Fig. 2: Transcriptional gene signatures derived from genetically-distinct HCC models recapitulate human HCC heterogeneity and predict patient prognosis.

a Heatmap of unsupervised hierarchical clustering depicting the global gene expression level as TPMs of genetically-distinct HCCs (MycOE/Trp53KO n = 3, MycOE/PtenKO n = 3, NrasG12D/PtenKO n = 4, NrasG12V/PtenKO n = 3).
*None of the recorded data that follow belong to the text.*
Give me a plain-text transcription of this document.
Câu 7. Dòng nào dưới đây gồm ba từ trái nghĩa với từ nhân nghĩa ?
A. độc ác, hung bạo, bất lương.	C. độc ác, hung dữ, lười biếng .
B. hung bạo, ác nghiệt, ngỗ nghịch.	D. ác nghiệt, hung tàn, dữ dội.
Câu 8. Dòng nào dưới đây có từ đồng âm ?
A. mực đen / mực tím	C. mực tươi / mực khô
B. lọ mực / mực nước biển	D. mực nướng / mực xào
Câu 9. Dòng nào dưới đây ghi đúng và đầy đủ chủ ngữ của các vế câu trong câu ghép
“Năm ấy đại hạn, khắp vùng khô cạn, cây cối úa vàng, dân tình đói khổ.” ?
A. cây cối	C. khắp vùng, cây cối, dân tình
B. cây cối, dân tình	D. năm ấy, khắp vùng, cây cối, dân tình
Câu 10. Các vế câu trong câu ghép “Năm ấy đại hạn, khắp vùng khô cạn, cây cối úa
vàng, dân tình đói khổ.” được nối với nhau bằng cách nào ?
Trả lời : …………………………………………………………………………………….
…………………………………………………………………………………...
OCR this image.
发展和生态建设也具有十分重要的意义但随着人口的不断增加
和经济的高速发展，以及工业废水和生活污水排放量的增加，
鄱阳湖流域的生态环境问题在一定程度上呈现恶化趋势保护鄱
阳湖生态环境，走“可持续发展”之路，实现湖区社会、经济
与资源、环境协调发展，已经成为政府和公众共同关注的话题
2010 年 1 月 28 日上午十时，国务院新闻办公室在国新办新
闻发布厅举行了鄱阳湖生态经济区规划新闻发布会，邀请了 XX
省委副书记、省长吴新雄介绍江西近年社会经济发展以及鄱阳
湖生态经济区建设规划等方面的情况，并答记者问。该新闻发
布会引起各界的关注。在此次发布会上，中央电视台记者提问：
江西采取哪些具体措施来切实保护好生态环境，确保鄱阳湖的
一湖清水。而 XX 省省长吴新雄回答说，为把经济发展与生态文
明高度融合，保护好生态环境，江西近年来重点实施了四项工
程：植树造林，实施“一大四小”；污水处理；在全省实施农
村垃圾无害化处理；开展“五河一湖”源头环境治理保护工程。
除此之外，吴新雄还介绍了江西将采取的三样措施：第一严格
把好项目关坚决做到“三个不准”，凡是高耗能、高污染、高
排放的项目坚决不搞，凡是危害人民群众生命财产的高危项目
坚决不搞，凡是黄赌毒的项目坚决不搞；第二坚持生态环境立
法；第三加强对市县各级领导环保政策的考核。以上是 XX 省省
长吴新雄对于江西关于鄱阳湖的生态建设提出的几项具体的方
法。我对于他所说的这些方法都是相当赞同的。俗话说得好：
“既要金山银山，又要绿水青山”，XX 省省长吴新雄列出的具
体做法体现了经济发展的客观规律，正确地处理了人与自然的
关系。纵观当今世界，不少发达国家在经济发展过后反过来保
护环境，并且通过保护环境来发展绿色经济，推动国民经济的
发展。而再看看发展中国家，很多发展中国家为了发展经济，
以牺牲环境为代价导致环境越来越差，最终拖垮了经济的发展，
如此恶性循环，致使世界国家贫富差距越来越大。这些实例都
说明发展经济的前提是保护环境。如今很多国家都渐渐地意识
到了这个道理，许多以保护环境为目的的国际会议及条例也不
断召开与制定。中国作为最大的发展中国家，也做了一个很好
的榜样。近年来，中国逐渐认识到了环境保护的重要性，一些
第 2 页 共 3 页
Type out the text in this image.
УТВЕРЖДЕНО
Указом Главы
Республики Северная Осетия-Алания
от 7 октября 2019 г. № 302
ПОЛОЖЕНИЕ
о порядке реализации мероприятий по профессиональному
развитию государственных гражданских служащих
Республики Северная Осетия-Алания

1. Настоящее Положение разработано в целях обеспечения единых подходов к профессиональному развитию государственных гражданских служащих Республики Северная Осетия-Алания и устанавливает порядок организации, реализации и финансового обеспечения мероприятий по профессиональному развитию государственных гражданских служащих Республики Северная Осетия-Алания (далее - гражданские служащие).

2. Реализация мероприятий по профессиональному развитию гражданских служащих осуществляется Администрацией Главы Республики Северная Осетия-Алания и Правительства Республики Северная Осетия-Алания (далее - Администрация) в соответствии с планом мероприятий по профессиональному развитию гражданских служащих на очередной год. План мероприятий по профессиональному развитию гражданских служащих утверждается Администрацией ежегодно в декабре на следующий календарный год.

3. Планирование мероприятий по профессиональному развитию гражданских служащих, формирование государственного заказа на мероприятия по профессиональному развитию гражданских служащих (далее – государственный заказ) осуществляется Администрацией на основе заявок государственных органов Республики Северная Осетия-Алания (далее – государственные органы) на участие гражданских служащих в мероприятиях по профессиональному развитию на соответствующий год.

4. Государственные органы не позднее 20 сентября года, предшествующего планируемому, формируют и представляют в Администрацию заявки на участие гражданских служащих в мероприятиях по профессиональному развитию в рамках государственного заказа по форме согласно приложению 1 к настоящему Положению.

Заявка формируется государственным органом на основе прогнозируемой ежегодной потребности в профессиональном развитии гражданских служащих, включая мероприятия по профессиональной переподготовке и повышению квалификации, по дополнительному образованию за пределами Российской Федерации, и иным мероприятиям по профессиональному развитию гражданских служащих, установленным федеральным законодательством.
Top annotations represent the classification of HCC mouse models’ transcriptomic profiles based on the human molecular HCC subtypes64,65,66,67,68. *FDR < 0.01. b Heatmap of unsupervised hierarchical clustering depicting the link between the MAPK, PI3K, and MYC signaling pathway enrichment (Supplementary Fig. 2c) and patients correlating to genetically-distinct HCC-derived transcriptional signatures across TCGA: Liver Hepatocellular Cancer (LIHC) patients (n = 423)103 (Supplementary Data 2). c Kaplan–Meier survival curves displaying TCGA:LIHC patients103 segregated according to their high/low correlation with the transcriptional signatures of each genetically-distinct HCC relative to control. Lines at survival probability = 0.5 depict median survival. Risk tables show the number of patients at the indicated time points (in months). d Representative IHC image for p-ERK1/2 and MYC performed on human HCC TMA sections from the Wu et al. dataset69. Pie charts depict the percentage of patients positive for p-ERK1/2 and MYC. (Scale bars = 100 µm; representative of n = 99 p-ERK1/2 positive patients and n = 78 MYC positive patients). e Kaplan–Meier curves displaying the overall survival (OS) and recurrence-free survival (RFS) of HCC patients (from the Wu et al. dataset69) segregated according to p-ERK1/2 negative (n = 368) or positive (n = 99) and c-MYC negative (n = 389) or positive (n = 78) staining in cancer cells. Risk tables show the number of patients at the indicated time points (in months) (see Supplementary Data 4 for median OS and RFS time). Statistical significance was determined by one-sided Fisher’s test using Bonferroni multiple testing correction (a), log-rank test (c, e). The shading represent 95% confidence interval (c, e). TPMs Transcripts per Million. Source data are provided as a Source Data file.